- Interactive map of Klevset
- Klevset Location within Trøndelag Klevset Location within Norway
- Coordinates: 63°6′12″N 8°16′4″E﻿ / ﻿63.10333°N 8.26778°E
- Country: Norway
- Region: Western Norway
- County: Trøndelag
- Municipality: Heim Municipality
- Elevation: 37 m (121 ft)
- Time zone: UTC+01:00 (CET)
- • Summer (DST): UTC+02:00 (CEST)
- Post Code: 6680 Halsanaustan

= Klevset =

Village in Heim Municipality, Norway

Klevset is a village in Heim Municipality in Trøndelag county, Norway. It lies on the shore of Skålvik Fjord along County Road 350. The island of Bårsetøya lies just offshore in the fjord.
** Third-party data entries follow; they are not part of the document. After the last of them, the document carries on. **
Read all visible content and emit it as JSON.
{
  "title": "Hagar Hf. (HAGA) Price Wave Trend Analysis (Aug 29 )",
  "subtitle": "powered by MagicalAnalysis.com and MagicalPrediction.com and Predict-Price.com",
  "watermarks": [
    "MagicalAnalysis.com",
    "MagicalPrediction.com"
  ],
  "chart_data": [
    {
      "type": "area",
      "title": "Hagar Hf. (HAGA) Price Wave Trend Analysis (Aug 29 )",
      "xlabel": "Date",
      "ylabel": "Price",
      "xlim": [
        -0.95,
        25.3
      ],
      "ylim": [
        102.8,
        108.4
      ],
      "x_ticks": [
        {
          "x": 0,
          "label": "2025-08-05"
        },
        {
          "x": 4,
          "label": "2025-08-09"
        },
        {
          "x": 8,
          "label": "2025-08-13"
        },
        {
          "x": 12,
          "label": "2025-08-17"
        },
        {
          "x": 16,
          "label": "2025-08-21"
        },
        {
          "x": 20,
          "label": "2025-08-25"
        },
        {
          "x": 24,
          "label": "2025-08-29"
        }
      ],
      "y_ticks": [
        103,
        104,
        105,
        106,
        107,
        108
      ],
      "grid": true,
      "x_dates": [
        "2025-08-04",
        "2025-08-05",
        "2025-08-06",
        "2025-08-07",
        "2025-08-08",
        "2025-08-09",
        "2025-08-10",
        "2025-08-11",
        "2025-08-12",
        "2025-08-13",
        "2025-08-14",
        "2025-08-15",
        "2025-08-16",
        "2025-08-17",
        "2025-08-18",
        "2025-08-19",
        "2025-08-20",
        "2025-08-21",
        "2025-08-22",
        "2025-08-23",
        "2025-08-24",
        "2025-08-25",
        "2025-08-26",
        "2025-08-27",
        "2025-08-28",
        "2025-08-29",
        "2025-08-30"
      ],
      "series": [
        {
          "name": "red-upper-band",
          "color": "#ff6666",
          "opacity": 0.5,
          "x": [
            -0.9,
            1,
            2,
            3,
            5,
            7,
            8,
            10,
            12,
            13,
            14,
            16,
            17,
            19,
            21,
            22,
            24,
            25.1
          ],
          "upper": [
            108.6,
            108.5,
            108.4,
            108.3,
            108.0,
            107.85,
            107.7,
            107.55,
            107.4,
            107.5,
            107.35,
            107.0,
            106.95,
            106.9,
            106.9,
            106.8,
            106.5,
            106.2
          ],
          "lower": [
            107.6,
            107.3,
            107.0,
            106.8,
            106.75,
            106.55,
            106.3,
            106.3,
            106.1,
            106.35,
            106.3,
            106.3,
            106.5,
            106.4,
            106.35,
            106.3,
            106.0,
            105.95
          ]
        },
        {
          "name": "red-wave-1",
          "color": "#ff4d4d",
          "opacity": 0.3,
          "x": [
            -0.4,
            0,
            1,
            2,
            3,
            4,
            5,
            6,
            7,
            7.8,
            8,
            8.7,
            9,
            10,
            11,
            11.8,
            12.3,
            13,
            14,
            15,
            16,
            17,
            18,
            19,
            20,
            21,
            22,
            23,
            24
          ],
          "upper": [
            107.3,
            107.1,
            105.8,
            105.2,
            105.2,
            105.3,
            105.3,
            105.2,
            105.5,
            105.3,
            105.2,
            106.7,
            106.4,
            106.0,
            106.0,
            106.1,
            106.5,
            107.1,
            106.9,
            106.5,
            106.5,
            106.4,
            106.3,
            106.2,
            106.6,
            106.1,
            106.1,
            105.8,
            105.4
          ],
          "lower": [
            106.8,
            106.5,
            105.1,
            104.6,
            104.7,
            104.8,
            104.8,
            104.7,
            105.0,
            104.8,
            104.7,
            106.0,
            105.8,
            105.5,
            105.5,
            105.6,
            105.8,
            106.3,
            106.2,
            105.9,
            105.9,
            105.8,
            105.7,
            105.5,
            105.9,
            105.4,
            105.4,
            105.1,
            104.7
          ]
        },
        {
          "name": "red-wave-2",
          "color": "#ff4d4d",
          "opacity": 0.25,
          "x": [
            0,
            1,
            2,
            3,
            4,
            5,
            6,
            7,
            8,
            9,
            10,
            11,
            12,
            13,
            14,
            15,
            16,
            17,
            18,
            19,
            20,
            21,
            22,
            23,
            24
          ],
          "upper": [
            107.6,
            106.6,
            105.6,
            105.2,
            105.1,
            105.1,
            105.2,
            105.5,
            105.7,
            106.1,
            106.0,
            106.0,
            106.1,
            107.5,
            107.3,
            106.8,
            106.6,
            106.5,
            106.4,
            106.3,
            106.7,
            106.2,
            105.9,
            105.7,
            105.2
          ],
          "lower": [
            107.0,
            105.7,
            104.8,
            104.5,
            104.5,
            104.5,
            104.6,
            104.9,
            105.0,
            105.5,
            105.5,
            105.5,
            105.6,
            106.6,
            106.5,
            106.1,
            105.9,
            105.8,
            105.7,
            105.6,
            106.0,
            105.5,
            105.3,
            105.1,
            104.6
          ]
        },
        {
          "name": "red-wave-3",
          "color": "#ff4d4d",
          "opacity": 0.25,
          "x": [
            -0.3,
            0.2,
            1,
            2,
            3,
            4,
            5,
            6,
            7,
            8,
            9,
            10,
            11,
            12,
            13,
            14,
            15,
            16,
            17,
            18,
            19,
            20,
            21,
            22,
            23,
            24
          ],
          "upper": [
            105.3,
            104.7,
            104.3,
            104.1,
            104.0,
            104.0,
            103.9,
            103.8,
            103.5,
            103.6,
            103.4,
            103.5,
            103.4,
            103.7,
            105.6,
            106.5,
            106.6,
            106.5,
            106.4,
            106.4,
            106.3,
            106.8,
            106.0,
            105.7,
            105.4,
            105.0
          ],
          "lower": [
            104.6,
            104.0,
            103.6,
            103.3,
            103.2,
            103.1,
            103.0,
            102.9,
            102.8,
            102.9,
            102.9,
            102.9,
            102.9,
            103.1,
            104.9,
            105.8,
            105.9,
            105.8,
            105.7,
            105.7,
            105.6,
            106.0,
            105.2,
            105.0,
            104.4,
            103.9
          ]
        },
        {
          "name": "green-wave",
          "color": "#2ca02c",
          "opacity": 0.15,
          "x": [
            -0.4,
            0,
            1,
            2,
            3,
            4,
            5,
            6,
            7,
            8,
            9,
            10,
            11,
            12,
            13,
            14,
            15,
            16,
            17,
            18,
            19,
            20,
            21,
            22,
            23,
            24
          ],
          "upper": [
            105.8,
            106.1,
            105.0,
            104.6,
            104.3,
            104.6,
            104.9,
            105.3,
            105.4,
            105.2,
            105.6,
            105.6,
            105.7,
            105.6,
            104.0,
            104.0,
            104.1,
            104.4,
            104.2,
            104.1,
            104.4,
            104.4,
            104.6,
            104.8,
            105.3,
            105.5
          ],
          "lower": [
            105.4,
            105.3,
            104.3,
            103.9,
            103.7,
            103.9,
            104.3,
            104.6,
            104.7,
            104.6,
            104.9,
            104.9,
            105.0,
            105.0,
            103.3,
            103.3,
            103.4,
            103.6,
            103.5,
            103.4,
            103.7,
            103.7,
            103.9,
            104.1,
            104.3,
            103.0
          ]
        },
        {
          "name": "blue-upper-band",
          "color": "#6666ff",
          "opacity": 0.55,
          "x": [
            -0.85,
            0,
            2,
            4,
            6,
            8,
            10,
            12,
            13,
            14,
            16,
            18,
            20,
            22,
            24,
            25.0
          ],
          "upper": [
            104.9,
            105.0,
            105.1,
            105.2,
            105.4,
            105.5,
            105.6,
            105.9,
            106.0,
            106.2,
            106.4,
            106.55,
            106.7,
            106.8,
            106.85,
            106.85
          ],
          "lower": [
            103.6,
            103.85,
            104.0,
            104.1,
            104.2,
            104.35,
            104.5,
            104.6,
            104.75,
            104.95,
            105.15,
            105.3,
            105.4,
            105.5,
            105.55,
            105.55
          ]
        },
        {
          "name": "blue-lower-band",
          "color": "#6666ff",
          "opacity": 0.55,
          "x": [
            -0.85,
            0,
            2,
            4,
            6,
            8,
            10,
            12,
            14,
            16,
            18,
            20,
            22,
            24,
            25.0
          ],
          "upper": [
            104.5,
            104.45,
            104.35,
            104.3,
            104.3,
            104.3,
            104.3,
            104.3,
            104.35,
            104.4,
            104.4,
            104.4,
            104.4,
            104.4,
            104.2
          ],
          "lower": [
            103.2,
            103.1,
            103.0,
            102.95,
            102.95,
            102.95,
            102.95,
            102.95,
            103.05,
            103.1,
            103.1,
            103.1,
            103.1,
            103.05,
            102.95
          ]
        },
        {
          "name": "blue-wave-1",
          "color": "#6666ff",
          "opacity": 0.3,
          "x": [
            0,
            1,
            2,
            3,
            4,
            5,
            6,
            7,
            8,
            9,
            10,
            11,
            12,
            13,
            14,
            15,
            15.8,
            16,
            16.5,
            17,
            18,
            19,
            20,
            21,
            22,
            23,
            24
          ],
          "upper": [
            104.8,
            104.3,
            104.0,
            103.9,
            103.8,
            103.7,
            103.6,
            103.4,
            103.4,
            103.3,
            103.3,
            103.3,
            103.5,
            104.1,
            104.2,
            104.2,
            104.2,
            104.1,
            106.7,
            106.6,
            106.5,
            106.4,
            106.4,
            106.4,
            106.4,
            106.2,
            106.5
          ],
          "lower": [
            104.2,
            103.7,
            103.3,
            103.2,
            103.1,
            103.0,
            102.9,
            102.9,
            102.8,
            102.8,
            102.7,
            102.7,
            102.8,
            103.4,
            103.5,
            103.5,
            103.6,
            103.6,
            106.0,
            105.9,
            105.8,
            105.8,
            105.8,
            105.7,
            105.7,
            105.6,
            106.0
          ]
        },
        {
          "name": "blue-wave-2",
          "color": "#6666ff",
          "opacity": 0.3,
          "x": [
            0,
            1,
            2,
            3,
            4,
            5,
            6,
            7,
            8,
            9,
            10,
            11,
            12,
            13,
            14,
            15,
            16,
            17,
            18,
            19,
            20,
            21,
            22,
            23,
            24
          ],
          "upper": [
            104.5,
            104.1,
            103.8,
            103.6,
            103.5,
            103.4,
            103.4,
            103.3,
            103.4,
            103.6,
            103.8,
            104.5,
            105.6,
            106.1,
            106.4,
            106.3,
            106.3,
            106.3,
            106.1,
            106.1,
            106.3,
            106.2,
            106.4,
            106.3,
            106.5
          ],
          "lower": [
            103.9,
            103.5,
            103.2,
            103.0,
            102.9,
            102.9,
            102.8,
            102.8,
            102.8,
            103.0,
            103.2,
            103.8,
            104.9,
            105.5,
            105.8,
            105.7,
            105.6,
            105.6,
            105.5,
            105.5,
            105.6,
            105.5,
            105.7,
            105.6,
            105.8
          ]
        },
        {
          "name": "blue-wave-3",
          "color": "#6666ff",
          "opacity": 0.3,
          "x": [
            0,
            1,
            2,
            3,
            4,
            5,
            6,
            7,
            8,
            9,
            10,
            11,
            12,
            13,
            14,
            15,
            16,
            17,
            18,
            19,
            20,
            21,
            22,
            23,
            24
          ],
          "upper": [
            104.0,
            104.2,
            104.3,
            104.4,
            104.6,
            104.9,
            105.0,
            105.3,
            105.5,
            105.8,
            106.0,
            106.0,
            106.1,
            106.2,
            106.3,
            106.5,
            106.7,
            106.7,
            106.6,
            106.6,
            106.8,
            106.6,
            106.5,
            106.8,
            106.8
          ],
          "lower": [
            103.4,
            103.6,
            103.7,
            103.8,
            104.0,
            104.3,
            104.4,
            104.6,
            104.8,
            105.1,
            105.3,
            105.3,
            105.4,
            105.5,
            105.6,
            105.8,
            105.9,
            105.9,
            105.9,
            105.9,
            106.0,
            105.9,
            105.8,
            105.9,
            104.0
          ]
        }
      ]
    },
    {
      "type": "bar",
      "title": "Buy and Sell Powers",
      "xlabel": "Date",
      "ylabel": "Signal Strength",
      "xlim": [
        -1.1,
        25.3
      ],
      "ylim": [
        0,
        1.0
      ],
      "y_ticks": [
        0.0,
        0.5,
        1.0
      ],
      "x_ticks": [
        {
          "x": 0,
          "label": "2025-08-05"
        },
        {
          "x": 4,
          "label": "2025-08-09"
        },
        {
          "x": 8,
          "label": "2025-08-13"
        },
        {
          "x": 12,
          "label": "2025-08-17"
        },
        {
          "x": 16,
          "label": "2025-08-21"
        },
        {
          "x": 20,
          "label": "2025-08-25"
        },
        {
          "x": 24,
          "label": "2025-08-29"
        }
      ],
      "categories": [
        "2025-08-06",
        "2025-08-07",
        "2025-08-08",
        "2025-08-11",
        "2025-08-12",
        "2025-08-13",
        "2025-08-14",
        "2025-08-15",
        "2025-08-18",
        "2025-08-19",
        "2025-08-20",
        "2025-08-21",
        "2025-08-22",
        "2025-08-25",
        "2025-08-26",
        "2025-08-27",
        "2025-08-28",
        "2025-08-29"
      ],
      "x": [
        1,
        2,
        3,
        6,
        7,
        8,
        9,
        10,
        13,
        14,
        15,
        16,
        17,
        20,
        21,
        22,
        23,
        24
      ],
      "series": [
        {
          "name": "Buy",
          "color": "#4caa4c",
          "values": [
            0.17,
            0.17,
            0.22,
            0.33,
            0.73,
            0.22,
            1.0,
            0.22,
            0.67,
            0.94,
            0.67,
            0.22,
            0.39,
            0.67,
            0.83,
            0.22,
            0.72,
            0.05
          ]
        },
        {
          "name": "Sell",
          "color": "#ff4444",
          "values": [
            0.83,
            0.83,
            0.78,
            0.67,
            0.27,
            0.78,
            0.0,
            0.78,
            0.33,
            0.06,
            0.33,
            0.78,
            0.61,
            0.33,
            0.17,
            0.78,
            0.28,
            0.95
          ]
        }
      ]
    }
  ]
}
A small boatyard, J.M. Kleivset Båtbyggeri, formerly operated in Klevset. Among other vessels, it built three smacks for use by priests in the reconstruction of Finnmark after the Second World War.

The settlement was attested as Klauset in the 16th century and Kleffßett in 1590 (as well as Kleffset in 1667 and Klefset in 1723). The name is probably derived from the Old Norse word kleif which means 'cliff', referring to its location below a steep hill.